Kto wygra? Kto przywita ich, gdy (jeśli!) wrócą tutaj?
Karl... Karl dotrzyma słowa, bo Karl chce władzy i posłuszeństwa. Karl chce ciągle rządzić tym sektorem, a kim jest król bez swoich wiernych poddanych? Ale inni? Szalony jak marcowy zając Nobel? Krwawa Kurwa? Parszywy Joe?

Po co jednak wracać? Po co ryzykować? Jonasz przestępuje z nogi na nogę, wbija wzrok w leżącego na podłodze Pokurcza. Po co przechodzić raz jeszcze przez to piekło? Lepiej zatrzasnąć za sobą wszystkie grodzie, żeby żadna inna grupa nie mogła za nimi przejść. Zdobyć szczepionkę dla siebie i odczekać cztery tygodnie. Sześć dla całkowitej pewności. A potem zapomnieć i znaleźć dla siebie nowe miejsce.

Uciec.


* * *


- Trzymaj. Podziel to pomiędzy wszystkich. Fajki i narkotyki zostawcie na łapówki na Skrzyżowaniu. Mogą się wam przydać.

Chciałby uciec, ale Pokurcz leży w kałuży krwi na podłodze, a Karl znowu to robi - ofiaruje odpryski swojego autorytetu i władzy, próbuje zdobyć gwaranty lojalności. Nie tylko od Jonasza. Haker widzi jego spojrzenie. Widzi spojrzenia innych, ale - znowu (znowu!) - nie potrafi przewidzieć implikacji.
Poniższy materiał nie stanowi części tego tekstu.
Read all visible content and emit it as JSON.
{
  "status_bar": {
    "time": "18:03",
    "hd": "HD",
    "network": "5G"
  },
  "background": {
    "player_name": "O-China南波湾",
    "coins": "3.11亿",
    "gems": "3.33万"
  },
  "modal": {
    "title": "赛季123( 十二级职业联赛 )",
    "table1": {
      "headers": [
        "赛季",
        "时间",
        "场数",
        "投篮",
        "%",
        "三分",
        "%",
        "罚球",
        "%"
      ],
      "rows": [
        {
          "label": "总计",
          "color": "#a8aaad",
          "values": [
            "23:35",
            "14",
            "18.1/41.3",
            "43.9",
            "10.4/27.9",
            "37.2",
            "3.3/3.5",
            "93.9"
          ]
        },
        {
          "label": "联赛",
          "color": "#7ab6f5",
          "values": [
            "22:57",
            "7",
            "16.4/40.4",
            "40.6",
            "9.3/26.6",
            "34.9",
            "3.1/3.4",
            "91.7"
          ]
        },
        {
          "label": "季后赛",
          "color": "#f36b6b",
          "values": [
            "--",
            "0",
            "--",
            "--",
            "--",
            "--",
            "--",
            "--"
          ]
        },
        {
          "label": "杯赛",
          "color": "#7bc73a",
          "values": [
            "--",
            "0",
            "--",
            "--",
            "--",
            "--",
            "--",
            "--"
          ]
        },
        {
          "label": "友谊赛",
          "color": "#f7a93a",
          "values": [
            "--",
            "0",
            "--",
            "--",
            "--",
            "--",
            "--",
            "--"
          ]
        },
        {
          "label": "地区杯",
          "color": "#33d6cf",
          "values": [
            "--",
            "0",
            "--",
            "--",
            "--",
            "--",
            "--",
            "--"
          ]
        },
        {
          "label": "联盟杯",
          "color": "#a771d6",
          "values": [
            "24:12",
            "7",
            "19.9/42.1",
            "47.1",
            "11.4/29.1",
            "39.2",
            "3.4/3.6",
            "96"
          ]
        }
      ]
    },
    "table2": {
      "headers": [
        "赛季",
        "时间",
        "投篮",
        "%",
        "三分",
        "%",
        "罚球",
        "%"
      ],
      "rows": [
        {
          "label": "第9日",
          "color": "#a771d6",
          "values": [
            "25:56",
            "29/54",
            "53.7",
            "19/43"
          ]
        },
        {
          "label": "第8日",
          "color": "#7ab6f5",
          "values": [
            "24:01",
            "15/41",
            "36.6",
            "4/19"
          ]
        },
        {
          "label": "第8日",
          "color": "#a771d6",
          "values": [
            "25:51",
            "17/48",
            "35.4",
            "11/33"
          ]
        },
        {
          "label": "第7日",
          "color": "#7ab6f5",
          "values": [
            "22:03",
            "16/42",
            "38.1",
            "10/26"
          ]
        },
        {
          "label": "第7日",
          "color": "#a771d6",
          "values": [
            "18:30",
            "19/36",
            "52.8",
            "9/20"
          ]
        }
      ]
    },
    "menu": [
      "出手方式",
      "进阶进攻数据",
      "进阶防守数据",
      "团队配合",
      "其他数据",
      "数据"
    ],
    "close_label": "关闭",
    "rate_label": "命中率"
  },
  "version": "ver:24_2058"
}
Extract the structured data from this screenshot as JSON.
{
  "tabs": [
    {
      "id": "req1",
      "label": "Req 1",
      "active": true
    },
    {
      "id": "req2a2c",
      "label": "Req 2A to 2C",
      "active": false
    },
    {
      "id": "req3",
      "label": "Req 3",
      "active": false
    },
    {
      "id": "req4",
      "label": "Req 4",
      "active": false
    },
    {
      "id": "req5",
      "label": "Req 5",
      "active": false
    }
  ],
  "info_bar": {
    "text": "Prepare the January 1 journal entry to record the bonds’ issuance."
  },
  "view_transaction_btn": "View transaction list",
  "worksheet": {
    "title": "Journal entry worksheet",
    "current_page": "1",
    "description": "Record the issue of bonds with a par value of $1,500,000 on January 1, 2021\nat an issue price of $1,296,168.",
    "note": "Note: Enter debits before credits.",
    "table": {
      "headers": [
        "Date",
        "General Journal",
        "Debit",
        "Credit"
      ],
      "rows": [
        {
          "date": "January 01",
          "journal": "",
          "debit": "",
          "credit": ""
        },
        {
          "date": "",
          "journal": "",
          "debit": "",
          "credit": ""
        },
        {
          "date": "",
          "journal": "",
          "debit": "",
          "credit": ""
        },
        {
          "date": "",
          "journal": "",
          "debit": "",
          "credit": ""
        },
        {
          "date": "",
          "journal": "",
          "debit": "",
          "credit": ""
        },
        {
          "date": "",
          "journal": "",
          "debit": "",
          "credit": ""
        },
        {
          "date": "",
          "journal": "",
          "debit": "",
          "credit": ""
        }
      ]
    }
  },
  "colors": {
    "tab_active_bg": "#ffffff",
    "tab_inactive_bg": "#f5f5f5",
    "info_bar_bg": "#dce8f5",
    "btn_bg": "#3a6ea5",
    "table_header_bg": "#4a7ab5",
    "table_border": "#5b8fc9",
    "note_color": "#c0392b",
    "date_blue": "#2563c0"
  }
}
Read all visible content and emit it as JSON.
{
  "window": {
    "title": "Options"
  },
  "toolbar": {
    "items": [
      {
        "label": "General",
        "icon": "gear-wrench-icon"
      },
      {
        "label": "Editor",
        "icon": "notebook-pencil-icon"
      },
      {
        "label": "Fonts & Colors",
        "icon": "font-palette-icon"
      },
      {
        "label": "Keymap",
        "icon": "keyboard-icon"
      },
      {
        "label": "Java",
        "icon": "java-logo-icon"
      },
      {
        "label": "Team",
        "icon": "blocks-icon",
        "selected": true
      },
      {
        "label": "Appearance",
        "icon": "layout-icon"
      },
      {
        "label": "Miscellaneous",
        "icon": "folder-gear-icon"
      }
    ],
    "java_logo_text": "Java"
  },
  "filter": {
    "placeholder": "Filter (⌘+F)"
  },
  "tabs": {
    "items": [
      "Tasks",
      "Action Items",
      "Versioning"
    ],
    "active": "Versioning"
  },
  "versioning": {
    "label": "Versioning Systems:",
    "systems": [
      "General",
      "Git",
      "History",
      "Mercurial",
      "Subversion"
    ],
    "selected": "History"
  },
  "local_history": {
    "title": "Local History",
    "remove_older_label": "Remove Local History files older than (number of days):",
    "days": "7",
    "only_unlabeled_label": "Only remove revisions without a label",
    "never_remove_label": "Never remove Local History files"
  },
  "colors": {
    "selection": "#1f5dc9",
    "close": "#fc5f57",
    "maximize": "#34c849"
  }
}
Przygryza wargi, ale kiwa głową jak posłuszna cyber-lalka. Bierze ostrożnie, z wyraźną niechęcią dziedziczne fanty. Przez krótką chwilę przygląda się pozostałej szóstce, kalkuluje coś po swojemu.
Przesuwa spojrzeniem odbarwionych oczu po ich twarzach: fenotypy nierzeźbione. Żadnej ingerencji. Żadnej modyfikacji. Biolo nieskalane. Blizny i zmarszczki. Nigdzie nie lśnią holo-tatuaże. Nigdzie nie widać drobnych logotypów wprasowanych w ciało. Więc nie produkty społeczeństwa, ale jego odpadki.

Sam się sobie dziwi, że jeszcze potrafi tak myśleć. Rzeźbiarze z MindCorpu byliby zachwyceni trwałością swojego warunkowania. Wytyczone przez nich koryta, którymi biegną strumienie jego myśli, są głębokie. I nawet teraz, nawet tutaj, nawet po takim czasie to nimi właśnie podążają pierwsze skojarzenia. Oczywiście - zawsze można je przeformułować, poddać refleksji, analizie. Ale ten początkowy odruch, ta skłonność pierwotna - pozostaje.

I możliwe, że w tym kryje się tajemnica Gehenny - przetrwać może tutaj to, co najmniej skomplikowane, najbardziej prymitywne. Prostota budowy w ekstremalnych warunkach przebija wyrafinowanie konstrukcji i mnogość elementów. Ostateczna wersja psychologicznych maszyn dialektycznych.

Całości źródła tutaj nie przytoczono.